Daha sonra misyon yerim İzmir oldu. Konca Kuriş isimli bir araştırmacı-yazar vardı. Kuriş, 16 Temmuz 1998’de ortadan kayboldu. Ben 1998’in Şubat ayında İstanbul’da vazifeye başladım. Çok yırtıcı bir örgüt bu! Yaptığı aksiyonu duyamıyorsunuz PKK üzere. Çabucak üstlenmiyorlar. Beşerler ortadan kayboluyor. Haber yok vs… 2000 yılına kadar Türkiye genelinde aksiyonlar oldu. Yaklaşık 1.5 yıl boyunca Hizbullah’la ilgili çalışma yaptık. Elle tutulur, gözle görülür bilgilere muhtaçlığımız vardı ve bulduk. Sıkıntı bulduk! Zira; telefon trafiği yok, elektronik haberleşmeyi çok kullanmıyorlar, pusulalar formunda haberleşiyorlardı. Fiziki takipleri yaptık… Hiç ummadığımız formda kimi bilgilere ulaştık.
“O bilgisayarlardan 180 bin sayfa doküman çıkarttım”
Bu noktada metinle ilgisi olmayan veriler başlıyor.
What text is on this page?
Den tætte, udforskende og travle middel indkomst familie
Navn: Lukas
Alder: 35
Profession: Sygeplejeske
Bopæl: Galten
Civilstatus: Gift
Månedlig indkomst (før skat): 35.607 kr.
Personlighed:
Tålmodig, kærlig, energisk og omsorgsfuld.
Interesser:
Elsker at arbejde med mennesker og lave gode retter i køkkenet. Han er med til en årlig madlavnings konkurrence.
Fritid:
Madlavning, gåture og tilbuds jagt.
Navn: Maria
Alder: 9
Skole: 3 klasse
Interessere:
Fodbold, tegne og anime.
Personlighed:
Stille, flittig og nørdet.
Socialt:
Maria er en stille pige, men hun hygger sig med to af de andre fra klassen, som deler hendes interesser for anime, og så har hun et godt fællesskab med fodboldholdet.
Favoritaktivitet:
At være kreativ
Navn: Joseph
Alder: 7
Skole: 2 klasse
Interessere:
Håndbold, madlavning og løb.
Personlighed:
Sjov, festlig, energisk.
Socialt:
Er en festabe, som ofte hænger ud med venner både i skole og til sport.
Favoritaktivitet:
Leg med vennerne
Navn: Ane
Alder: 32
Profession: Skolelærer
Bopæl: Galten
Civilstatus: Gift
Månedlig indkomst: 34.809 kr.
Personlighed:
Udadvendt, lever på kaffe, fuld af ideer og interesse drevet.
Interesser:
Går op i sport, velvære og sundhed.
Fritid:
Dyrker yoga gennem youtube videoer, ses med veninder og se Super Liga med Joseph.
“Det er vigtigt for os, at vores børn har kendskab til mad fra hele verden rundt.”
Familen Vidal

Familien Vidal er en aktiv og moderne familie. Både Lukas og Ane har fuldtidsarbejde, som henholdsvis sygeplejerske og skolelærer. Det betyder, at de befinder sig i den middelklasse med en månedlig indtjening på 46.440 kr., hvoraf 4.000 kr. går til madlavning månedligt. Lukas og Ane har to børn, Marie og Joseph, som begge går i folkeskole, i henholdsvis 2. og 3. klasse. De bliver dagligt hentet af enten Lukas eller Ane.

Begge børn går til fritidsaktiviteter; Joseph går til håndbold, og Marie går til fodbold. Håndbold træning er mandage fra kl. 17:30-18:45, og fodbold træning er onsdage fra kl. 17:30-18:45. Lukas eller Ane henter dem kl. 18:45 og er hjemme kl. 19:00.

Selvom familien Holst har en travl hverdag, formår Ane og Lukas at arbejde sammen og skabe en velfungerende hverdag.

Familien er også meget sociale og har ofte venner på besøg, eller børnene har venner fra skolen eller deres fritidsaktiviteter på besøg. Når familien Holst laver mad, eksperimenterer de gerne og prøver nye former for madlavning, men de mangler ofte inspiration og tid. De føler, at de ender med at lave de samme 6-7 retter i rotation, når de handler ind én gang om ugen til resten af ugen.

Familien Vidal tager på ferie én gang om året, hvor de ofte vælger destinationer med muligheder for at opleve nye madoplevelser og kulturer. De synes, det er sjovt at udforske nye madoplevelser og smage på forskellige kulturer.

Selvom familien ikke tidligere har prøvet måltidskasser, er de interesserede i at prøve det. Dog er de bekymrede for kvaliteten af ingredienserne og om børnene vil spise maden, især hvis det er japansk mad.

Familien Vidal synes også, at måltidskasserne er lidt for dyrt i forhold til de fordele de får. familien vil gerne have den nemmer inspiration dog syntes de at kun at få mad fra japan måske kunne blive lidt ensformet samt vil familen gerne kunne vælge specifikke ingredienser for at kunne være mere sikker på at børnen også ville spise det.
Beykoz’daki hücre meskenini bulduk ve 17 Ocak 2000’de düğmeye bastık. Öncesinde emniyette toplantı yaptık. ‘Burada bir hücre konutu var, örgütün beyin takımı burada ve silahlı çatışma yaşanacak’ dedikten sonra operasyona başladık. Çatışma oldu ve Velioğlu öldürüldü. Üst seviye bir isim var; Edip Gümüş. Bu ismi aklınızda tutun. Gümüş, siyasi kanat sorumlusu, askeri kanat sorumlusu da Cemal Tutar’dı. Bunları canlı yakaladık, Hüseyin Velioğlu öldürüldü.
En değerlisi bilgisayarlardı ve onları topladım. Zira hepsini kurşunlamıştı Velioğlu. O bilgisayarlardan 180 bin sayfa doküman çıkarttım. Hizbullah’ın Beykoz’daki konutundan elde ettiğim dokümanları ben özel kuryelerle 43 ile gönderdim. Bunlardan en değerlisi Diyarbakır, Batman, Mardin’di. Bir o kadar da Gaziantep, Adana, Ankara var. Saydığım yerlerin hepsinde öldürülüp gömülmüş insanlara ulaştık. Mezar konutlar çıktı. Konca Kuriş’in cesedi Konya’da bulundu. Hücre konutundan bulunan evraklarla Hizbullah bitme noktasına gelmişse bunun kilidi Beykoz operasyonudur. Edip Gümüş… 4 Ocak 2011’de tahliye edildi, yurtdışına kaçtı.
“Nasıl oluyor da 11 yıl sonra çıkıyor?”
Edip Gümüş’ü aklınızda tutun dedim. Siyasi kanat sorumlusu. Ele geçen bilgilerden sonra Gümüş ve Cemal Meblağ cezaevine konuldu. Bu Edip Gümüş ne hikmetse bakın ne hikmetse diyorum bu iktidar devrinde 2011’de saldılar. Gümüş kim? 250 insanın katili! Bunu neden söyledim? O meskende bulduğumuz kayıtlar var, tellerle, azaplarla beşerler öldürüldü. Biz valizler dolusu kamera kayıtlarını isimli makamlara teslim ettik.
Yarın bir gün bu kayıtları bulamadık derlerse… Sadettin Tantan Bey orada, izlediler! Kimse kayıt yok demesin. Edip Gümüş… 250 kişinin katili. Hepsini mi konuşturdun, hayır. Lakin elde edilen manzaralı, öteki sözlerle desteklenmiş cinayetler var. Uydurmuyorum. Takviyesiz konuşmuyorum! Allah’tan korkmak lazım. Gümüş nasıl oluyor da 11 yıl sonra çıkıyor?’